Yes, he was a good soldier, a cog in the well-oiled machine that was the Empire. He followed orders. He did his job. But how could a man live with the knowledge that he, personally, had dropped the curtain on more people at once than anybody had ever done before?
How could he live with all those ghosts?
He, Master Chief Petty Officer Tenn Graneet, was the biggest mass murderer in galactic history. That was something to tell those hypothetical great-grandkids about, wasn’t it?
And now he was about to add still more to the total. Hey, why not? What was a few hundred thousand, or even a million more, when you had already scragged the populations of two planets?
He didn’t know if he could do it again. When the moment came to destroy the Rebel base, he wasn’t sure he could.
He knew he didn’t want to—of that he was certain.

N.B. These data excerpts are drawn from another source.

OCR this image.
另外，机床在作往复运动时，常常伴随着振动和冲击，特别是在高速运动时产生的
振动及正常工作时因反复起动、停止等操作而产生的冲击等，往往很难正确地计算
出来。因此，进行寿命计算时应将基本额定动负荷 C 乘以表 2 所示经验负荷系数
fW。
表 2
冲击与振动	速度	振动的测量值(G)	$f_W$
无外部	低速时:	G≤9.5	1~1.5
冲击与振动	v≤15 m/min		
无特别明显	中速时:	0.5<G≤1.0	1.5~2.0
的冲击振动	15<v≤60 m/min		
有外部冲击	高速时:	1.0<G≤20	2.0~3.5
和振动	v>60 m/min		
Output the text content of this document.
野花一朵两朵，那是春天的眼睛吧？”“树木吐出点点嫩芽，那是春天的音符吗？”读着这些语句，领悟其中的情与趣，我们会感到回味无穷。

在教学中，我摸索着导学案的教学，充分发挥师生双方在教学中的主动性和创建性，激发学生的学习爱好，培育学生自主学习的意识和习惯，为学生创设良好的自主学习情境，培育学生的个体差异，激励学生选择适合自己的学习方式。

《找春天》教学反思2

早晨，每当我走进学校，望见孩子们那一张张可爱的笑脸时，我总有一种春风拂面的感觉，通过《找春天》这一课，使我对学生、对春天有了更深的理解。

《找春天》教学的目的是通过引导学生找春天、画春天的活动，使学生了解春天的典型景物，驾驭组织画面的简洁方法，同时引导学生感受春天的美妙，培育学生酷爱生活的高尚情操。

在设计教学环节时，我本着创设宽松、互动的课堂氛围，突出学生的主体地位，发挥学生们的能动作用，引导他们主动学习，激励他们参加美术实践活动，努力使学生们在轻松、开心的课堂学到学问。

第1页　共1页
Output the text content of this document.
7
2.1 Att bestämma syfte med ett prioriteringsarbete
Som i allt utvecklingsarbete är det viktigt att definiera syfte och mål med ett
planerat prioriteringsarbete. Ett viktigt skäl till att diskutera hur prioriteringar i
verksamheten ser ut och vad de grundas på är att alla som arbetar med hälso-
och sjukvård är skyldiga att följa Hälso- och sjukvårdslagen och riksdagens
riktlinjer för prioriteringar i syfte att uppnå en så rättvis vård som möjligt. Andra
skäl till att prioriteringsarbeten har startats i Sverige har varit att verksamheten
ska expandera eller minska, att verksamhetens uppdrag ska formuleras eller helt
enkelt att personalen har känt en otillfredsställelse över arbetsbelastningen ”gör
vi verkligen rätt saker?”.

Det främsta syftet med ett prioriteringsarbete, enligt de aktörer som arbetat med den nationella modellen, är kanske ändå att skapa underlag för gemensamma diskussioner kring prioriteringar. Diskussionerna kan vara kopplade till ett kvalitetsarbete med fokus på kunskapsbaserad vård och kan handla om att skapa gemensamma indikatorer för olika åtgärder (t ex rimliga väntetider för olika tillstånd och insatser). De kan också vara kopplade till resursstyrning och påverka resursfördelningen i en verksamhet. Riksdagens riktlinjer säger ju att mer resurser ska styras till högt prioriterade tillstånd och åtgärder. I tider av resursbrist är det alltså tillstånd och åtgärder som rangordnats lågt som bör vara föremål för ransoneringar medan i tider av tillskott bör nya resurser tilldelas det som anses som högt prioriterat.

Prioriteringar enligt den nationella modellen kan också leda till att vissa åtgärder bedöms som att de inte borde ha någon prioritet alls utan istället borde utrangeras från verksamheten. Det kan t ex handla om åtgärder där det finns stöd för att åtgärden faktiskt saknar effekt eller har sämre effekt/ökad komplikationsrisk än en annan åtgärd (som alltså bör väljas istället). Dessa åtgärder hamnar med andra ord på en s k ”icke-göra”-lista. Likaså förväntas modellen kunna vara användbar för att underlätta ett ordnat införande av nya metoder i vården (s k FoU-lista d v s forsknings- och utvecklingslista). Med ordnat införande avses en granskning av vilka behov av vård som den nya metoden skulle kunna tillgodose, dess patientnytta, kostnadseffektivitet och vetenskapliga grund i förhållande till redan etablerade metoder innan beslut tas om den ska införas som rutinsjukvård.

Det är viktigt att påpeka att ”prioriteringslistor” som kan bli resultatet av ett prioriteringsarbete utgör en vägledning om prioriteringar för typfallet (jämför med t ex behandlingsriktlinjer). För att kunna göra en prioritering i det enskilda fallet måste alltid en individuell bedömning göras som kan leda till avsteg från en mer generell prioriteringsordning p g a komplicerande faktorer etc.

But if he didn’t, somebody else would, and he’d get tossed into detention for disobeying an order. Then he’d have plenty of time on his hands to think about that moment when he had put every vile dictator or madman who had ever committed genocide to shame. General Grievous, the Butcher of Montellian Serat, Grand Admiral Ishin Il-Raz … pikers, all of them. None of them had ever slain so many, so suddenly.
So easily …
There was an old proverb his grandfather had taught him when he’d been a boy: Take care what you wish for, Tenn—you might get it.
Now he understood exactly what that meant. He had wanted to fire the big gun, and he had gotten to do just that. The only man in the galaxy who had shot it for real, at real targets, and look what it had bought him:
Misery beyond his ugliest dreams.
Graneet, the planet killer. Two up, two down.
People were already looking at him funny. Someday this war would be over, and what he had done couldn’t be kept a secret. Alderaan had been destroyed, and somebody had done it. The citizens of the Empire—or maybe even the Republic once again, though he didn’t see how the Alliance stood a chance, now—they’d want to pore over the details of the action. And once they did, they’d find him. They’d hold him up to the light and decry his hideous aspect.
Graneet, the planet killer. Unique among men. Got a pest problem? Call the chief—guaranteed to get rid of ’em all.
He wouldn’t be able to walk on a street on any civilized planet in the galaxy; people wouldn’t be able to abide his presence.